More web woes

Nearing crunchtime to the big presentation, and I'm still plagued by major design changes to the prototype.

Makes me want to barf, but I can't, because, really, I've painted myself in the corner on this one. I was so keen on sticking to standards-based design that I totally ignored how it would render on "less-worthy" clients. Bah! Let them upgrade! I say.

Thing is, majority -- no, in fact, all of them -- of the audience for the site I'm developing don't know an upgrade (much more how to go about doing one) if it lands in their collective noses. So strike one for usability. Also, the information architecture is still way too convoluted. Okay, so I've made it easier to navigate, but it's still not as intuitive as I thought. Again, it was arrogance on my part: it was easy enough for me to wade through content because I know what to look for, but what about first-time visitors? And, the structure is more than three levels deep, and that, for me, is a bad sign.

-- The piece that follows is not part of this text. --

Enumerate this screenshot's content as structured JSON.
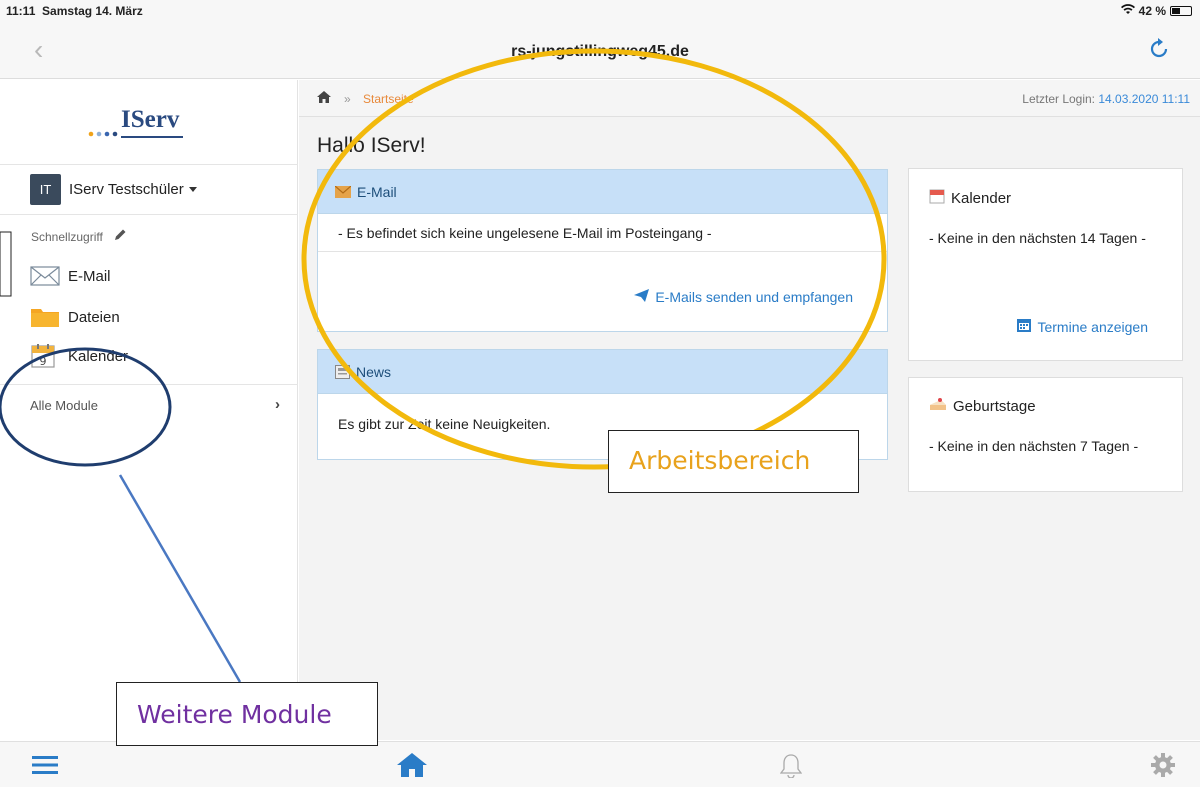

Still, I have made the design decent enough so I can easily make changes to the look without dabbling with the content. It's just not tight enough -- there are still gaps in the semantics. But I'll get to that.

Now, for the old-browser problem: worse comes to worse, I'd have to implement a bandpass filter on that one. Hope it doesn't get to that. An alternative stylesheet i s a no-go, because those old geezers just don't do stylesheets that well. But I've narrowed down my major fault to this: I was so damn stuck on how to make the site look good that in an effort to separate it from the content, I've let the content stagnate.

Solution: baby steps and lots of hand-holding for visitors. Maybe make a print-publication-type analogy at first, then move on to the nuttier (more substantive stuff later). Would-be users of the site are still not comfortable with the medium, so I'd have to simulate the look of the medium they're cozy in. Later on, I'll introduce features that highlight the difference between the media so they can transparently "move on". For this to work, though, I'll need the design principles I started with: "separate content and presentation", "stick to standards", "focus on usability". In short: "make simple things easier, and difficult tasks possible."

Hey, maybe I'm on the right track, after all.